Last week, the US announced it would build more than a dozen medical centres in Liberia and send 3,000 troops to help.

Britain and France have also pledged to build treatment centres in Sierra Leone and Guinea and the World Bank and UNICEF have sent more than $1m worth of supplies to the region.

“We’re beginning to see some signs in the response that gives us hope this increase in cases won’t happen,” said Christopher Dye, WHO’s director of strategy and co-author of the study published by the New England Journal of Medicine, who acknowledged that the predictions come with a lot of uncertainties.

“This is a bit like weather forecasting. We can do it a few days in advance, but looking a few weeks or months ahead is very difficult,” he stated.

WHO also calculated the death rate to be about 70 percent among hospitalised patients but noted that many Ebola cases were only identified after they died. Dye said there was no proof Ebola was more infectious or deadly than in previous outbreaks.
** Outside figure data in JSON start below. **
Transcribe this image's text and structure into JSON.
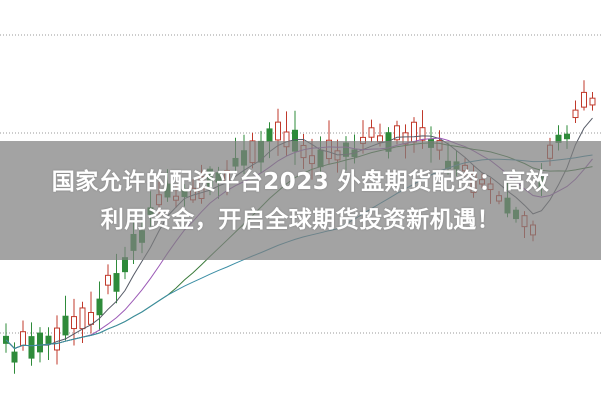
{
  "headline": {
    "line1": "国家允许的配资平台2023 外盘期货配资：高效",
    "line2": "利用资金，开启全球期货投资新机遇！"
  },
  "colors": {
    "up_candle": "#c0392b",
    "down_candle": "#2e8b3a",
    "banner": "#808080",
    "gridline": "#999999"
  }
}
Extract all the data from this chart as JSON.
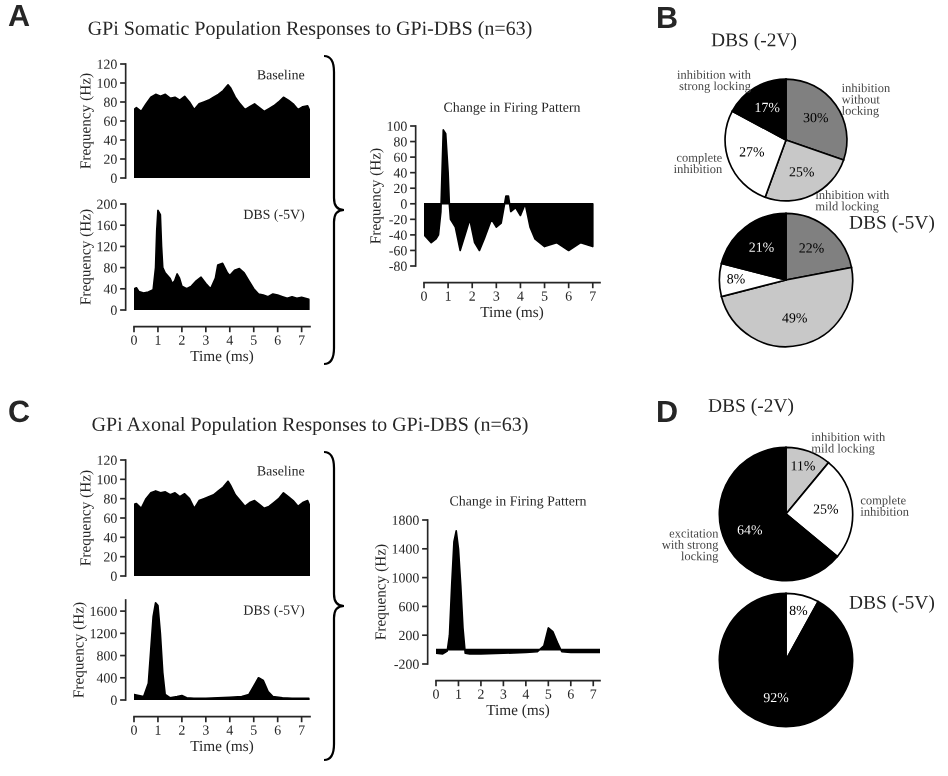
{
  "chart_data": [
    {
      "type": "area",
      "title": "Baseline",
      "ylabel": "Frequency (Hz)",
      "annotations": [
        "A",
        "GPi Somatic Population Responses to GPi-DBS (n=63)"
      ],
      "ylim": [
        0,
        120
      ],
      "yticks": [
        0,
        20,
        40,
        60,
        80,
        100,
        120
      ],
      "tick_labels": "y",
      "x": [
        0,
        0.1,
        0.3,
        0.5,
        0.7,
        0.9,
        1.1,
        1.3,
        1.5,
        1.7,
        1.9,
        2.1,
        2.3,
        2.5,
        2.7,
        2.9,
        3.1,
        3.3,
        3.5,
        3.7,
        3.9,
        4.0,
        4.2,
        4.4,
        4.6,
        4.8,
        5.0,
        5.2,
        5.4,
        5.6,
        5.8,
        6.0,
        6.2,
        6.4,
        6.6,
        6.8,
        7.0,
        7.2,
        7.3
      ],
      "series": [
        {
          "color": "#000000",
          "values": [
            72,
            74,
            70,
            78,
            85,
            88,
            86,
            88,
            84,
            85,
            82,
            86,
            80,
            72,
            78,
            80,
            82,
            85,
            88,
            92,
            98,
            95,
            85,
            78,
            72,
            75,
            78,
            74,
            70,
            73,
            76,
            80,
            85,
            82,
            78,
            72,
            75,
            76,
            70
          ]
        }
      ]
    },
    {
      "type": "area",
      "title": "DBS (-5V)",
      "ylabel": "Frequency (Hz)",
      "xlabel": "Time (ms)",
      "xlim": [
        0,
        7.35
      ],
      "xticks": [
        0,
        1,
        2,
        3,
        4,
        5,
        6,
        7
      ],
      "ylim": [
        0,
        200
      ],
      "yticks": [
        0,
        40,
        80,
        120,
        160,
        200
      ],
      "x": [
        0,
        0.1,
        0.2,
        0.4,
        0.6,
        0.8,
        0.9,
        0.95,
        1.0,
        1.1,
        1.15,
        1.2,
        1.3,
        1.5,
        1.6,
        1.7,
        1.8,
        1.9,
        2.0,
        2.2,
        2.4,
        2.6,
        2.8,
        3.0,
        3.2,
        3.4,
        3.5,
        3.7,
        3.9,
        4.0,
        4.2,
        4.4,
        4.6,
        4.8,
        5.0,
        5.2,
        5.4,
        5.6,
        5.8,
        6.0,
        6.2,
        6.4,
        6.6,
        6.8,
        7.0,
        7.3
      ],
      "series": [
        {
          "color": "#000000",
          "values": [
            40,
            42,
            35,
            32,
            34,
            38,
            80,
            150,
            188,
            180,
            120,
            80,
            70,
            60,
            50,
            55,
            68,
            60,
            45,
            40,
            45,
            55,
            62,
            50,
            40,
            60,
            85,
            88,
            70,
            65,
            75,
            78,
            70,
            55,
            40,
            30,
            28,
            25,
            30,
            28,
            25,
            22,
            25,
            22,
            24,
            20
          ]
        }
      ]
    },
    {
      "type": "area",
      "title": "Change in Firing Pattern",
      "ylabel": "Frequency (Hz)",
      "xlabel": "Time (ms)",
      "xlim": [
        0,
        7.3
      ],
      "xticks": [
        0,
        1,
        2,
        3,
        4,
        5,
        6,
        7
      ],
      "ylim": [
        -80,
        100
      ],
      "yticks": [
        -80,
        -60,
        -40,
        -20,
        0,
        20,
        40,
        60,
        80,
        100
      ],
      "x": [
        0,
        0.3,
        0.5,
        0.6,
        0.7,
        0.8,
        0.9,
        1.0,
        1.05,
        1.1,
        1.3,
        1.5,
        1.7,
        1.9,
        2.1,
        2.3,
        2.5,
        2.8,
        3.0,
        3.2,
        3.4,
        3.5,
        3.6,
        3.8,
        4.0,
        4.2,
        4.4,
        4.6,
        5.0,
        5.5,
        6.0,
        6.5,
        7.0
      ],
      "series": [
        {
          "color": "#000000",
          "values": [
            -40,
            -50,
            -45,
            -40,
            -10,
            95,
            90,
            40,
            0,
            -20,
            -30,
            -60,
            -40,
            -20,
            -50,
            -60,
            -45,
            -20,
            -30,
            -25,
            10,
            10,
            -10,
            -5,
            -15,
            0,
            -30,
            -45,
            -55,
            -50,
            -60,
            -50,
            -55
          ]
        }
      ]
    },
    {
      "type": "pie",
      "title": "DBS (-2V)",
      "annotations": [
        "B"
      ],
      "categories": [
        "inhibition\nwithout\nlocking",
        "inhibition with\nmild locking",
        "complete\ninhibition",
        "inhibition with\nstrong locking"
      ],
      "values": [
        30,
        25,
        27,
        17
      ],
      "colors": [
        "#808080",
        "#c8c8c8",
        "#ffffff",
        "#000000"
      ],
      "value_labels": [
        "30%",
        "25%",
        "27%",
        "17%"
      ]
    },
    {
      "type": "pie",
      "title": "DBS (-5V)",
      "categories": [
        null,
        null,
        null,
        null
      ],
      "values": [
        22,
        49,
        8,
        21
      ],
      "colors": [
        "#808080",
        "#c8c8c8",
        "#ffffff",
        "#000000"
      ],
      "value_labels": [
        "22%",
        "49%",
        "8%",
        "21%"
      ]
    },
    {
      "type": "area",
      "title": "Baseline",
      "ylabel": "Frequency (Hz)",
      "annotations": [
        "C",
        "GPi Axonal Population Responses to GPi-DBS (n=63)"
      ],
      "ylim": [
        0,
        120
      ],
      "yticks": [
        0,
        20,
        40,
        60,
        80,
        100,
        120
      ],
      "tick_labels": "y",
      "x": [
        0,
        0.1,
        0.3,
        0.5,
        0.7,
        0.9,
        1.1,
        1.3,
        1.5,
        1.7,
        1.9,
        2.1,
        2.3,
        2.5,
        2.7,
        2.9,
        3.1,
        3.3,
        3.5,
        3.7,
        3.9,
        4.0,
        4.2,
        4.4,
        4.6,
        4.8,
        5.0,
        5.2,
        5.4,
        5.6,
        5.8,
        6.0,
        6.2,
        6.4,
        6.6,
        6.8,
        7.0,
        7.2,
        7.3
      ],
      "series": [
        {
          "color": "#000000",
          "values": [
            74,
            75,
            70,
            80,
            86,
            88,
            86,
            87,
            84,
            86,
            82,
            85,
            80,
            70,
            78,
            80,
            82,
            84,
            88,
            92,
            98,
            94,
            84,
            78,
            72,
            76,
            78,
            74,
            70,
            72,
            76,
            80,
            86,
            82,
            78,
            72,
            76,
            78,
            72
          ]
        }
      ]
    },
    {
      "type": "area",
      "title": "DBS (-5V)",
      "ylabel": "Frequency (Hz)",
      "xlabel": "Time (ms)",
      "xlim": [
        0,
        7.35
      ],
      "xticks": [
        0,
        1,
        2,
        3,
        4,
        5,
        6,
        7
      ],
      "ylim": [
        0,
        1800
      ],
      "yticks": [
        0,
        400,
        800,
        1200,
        1600
      ],
      "x": [
        0,
        0.2,
        0.4,
        0.6,
        0.7,
        0.8,
        0.9,
        1.0,
        1.1,
        1.2,
        1.3,
        1.5,
        1.8,
        2.0,
        2.2,
        2.5,
        3.0,
        3.5,
        4.0,
        4.5,
        4.8,
        5.0,
        5.2,
        5.4,
        5.6,
        5.8,
        6.2,
        6.6,
        7.0,
        7.3
      ],
      "series": [
        {
          "color": "#000000",
          "values": [
            100,
            80,
            60,
            300,
            900,
            1500,
            1750,
            1700,
            1200,
            500,
            100,
            40,
            60,
            80,
            40,
            30,
            30,
            40,
            50,
            60,
            100,
            250,
            400,
            350,
            150,
            60,
            40,
            30,
            30,
            30
          ]
        }
      ]
    },
    {
      "type": "area",
      "title": "Change in Firing Pattern",
      "ylabel": "Frequency (Hz)",
      "xlabel": "Time (ms)",
      "xlim": [
        0,
        7.3
      ],
      "xticks": [
        0,
        1,
        2,
        3,
        4,
        5,
        6,
        7
      ],
      "ylim": [
        -200,
        1800
      ],
      "yticks": [
        -200,
        200,
        600,
        1000,
        1400,
        1800
      ],
      "x": [
        0,
        0.3,
        0.5,
        0.6,
        0.7,
        0.8,
        0.9,
        1.0,
        1.1,
        1.2,
        1.3,
        1.5,
        2.0,
        3.0,
        4.0,
        4.5,
        4.8,
        5.0,
        5.2,
        5.4,
        5.6,
        6.0,
        7.0,
        7.3
      ],
      "series": [
        {
          "color": "#000000",
          "values": [
            -50,
            -60,
            -20,
            200,
            900,
            1500,
            1650,
            1400,
            900,
            300,
            -50,
            -60,
            -60,
            -50,
            -40,
            -30,
            50,
            300,
            250,
            100,
            -30,
            -40,
            -40,
            -40
          ]
        }
      ]
    },
    {
      "type": "pie",
      "title": "DBS (-2V)",
      "annotations": [
        "D"
      ],
      "categories": [
        "inhibition with\nmild locking",
        "complete\ninhibition",
        "excitation\nwith strong\nlocking"
      ],
      "values": [
        11,
        25,
        64
      ],
      "colors": [
        "#c8c8c8",
        "#ffffff",
        "#000000"
      ],
      "value_labels": [
        "11%",
        "25%",
        "64%"
      ]
    },
    {
      "type": "pie",
      "title": "DBS (-5V)",
      "categories": [
        null,
        null
      ],
      "values": [
        8,
        92
      ],
      "colors": [
        "#ffffff",
        "#000000"
      ],
      "value_labels": [
        "8%",
        "92%"
      ]
    }
  ]
}
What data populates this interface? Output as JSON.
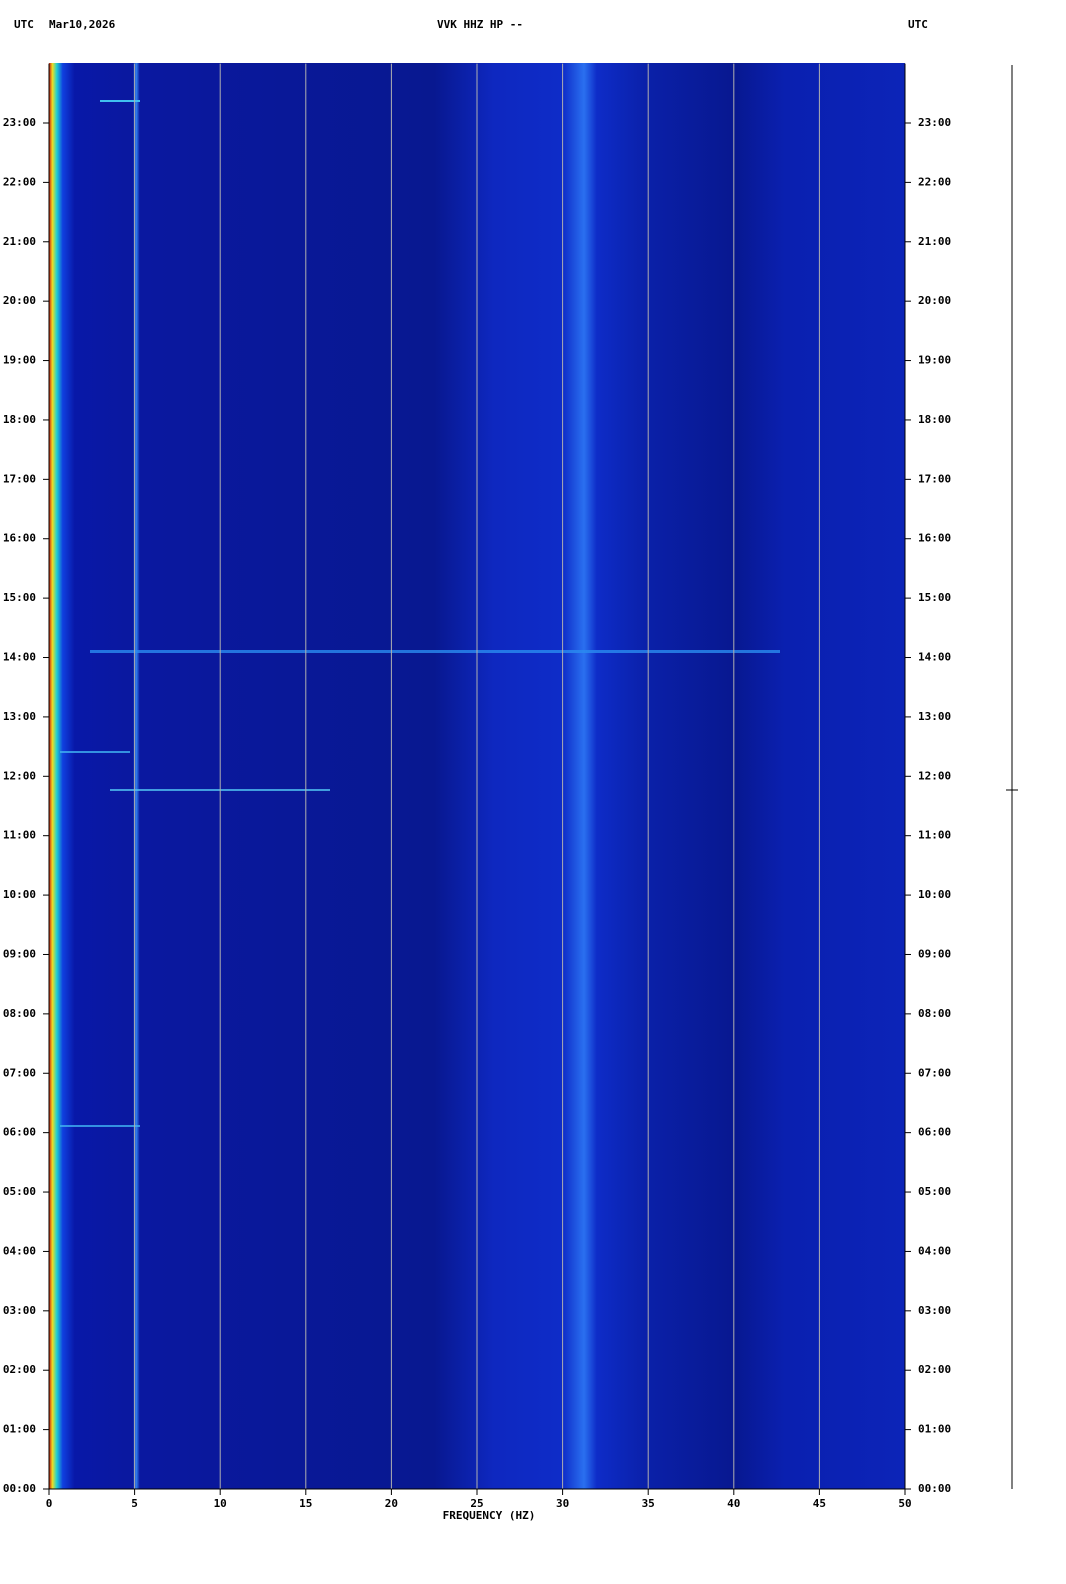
{
  "chart_data": {
    "type": "spectrogram",
    "title": "VVK HHZ HP --",
    "date": "Mar10,2026",
    "left_label": "UTC",
    "right_label": "UTC",
    "x_label": "FREQUENCY (HZ)",
    "xlim": [
      0,
      50
    ],
    "xticks": [
      0,
      5,
      10,
      15,
      20,
      25,
      30,
      35,
      40,
      45,
      50
    ],
    "ylim": [
      0,
      24
    ],
    "yticks": [
      {
        "value": 0,
        "label": "00:00"
      },
      {
        "value": 1,
        "label": "01:00"
      },
      {
        "value": 2,
        "label": "02:00"
      },
      {
        "value": 3,
        "label": "03:00"
      },
      {
        "value": 4,
        "label": "04:00"
      },
      {
        "value": 5,
        "label": "05:00"
      },
      {
        "value": 6,
        "label": "06:00"
      },
      {
        "value": 7,
        "label": "07:00"
      },
      {
        "value": 8,
        "label": "08:00"
      },
      {
        "value": 9,
        "label": "09:00"
      },
      {
        "value": 10,
        "label": "10:00"
      },
      {
        "value": 11,
        "label": "11:00"
      },
      {
        "value": 12,
        "label": "12:00"
      },
      {
        "value": 13,
        "label": "13:00"
      },
      {
        "value": 14,
        "label": "14:00"
      },
      {
        "value": 15,
        "label": "15:00"
      },
      {
        "value": 16,
        "label": "16:00"
      },
      {
        "value": 17,
        "label": "17:00"
      },
      {
        "value": 18,
        "label": "18:00"
      },
      {
        "value": 19,
        "label": "19:00"
      },
      {
        "value": 20,
        "label": "20:00"
      },
      {
        "value": 21,
        "label": "21:00"
      },
      {
        "value": 22,
        "label": "22:00"
      },
      {
        "value": 23,
        "label": "23:00"
      }
    ],
    "grid": true
  }
}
Other experts questioned WHO’s projections and said Ebola’s spread would ultimately be slowed not only by containment measures but by changes in people’s behaviour.

“It’s a big assumption that nothing will change in the current outbreak response,” said Dr. Armand Sprecher, an infectious diseases specialist at Doctors Without Borders.

“Ebola outbreaks usually end when people stop touching the sick. The outbreak is not going to end tomorrow but there are things we can do to reduce the case count,” he said.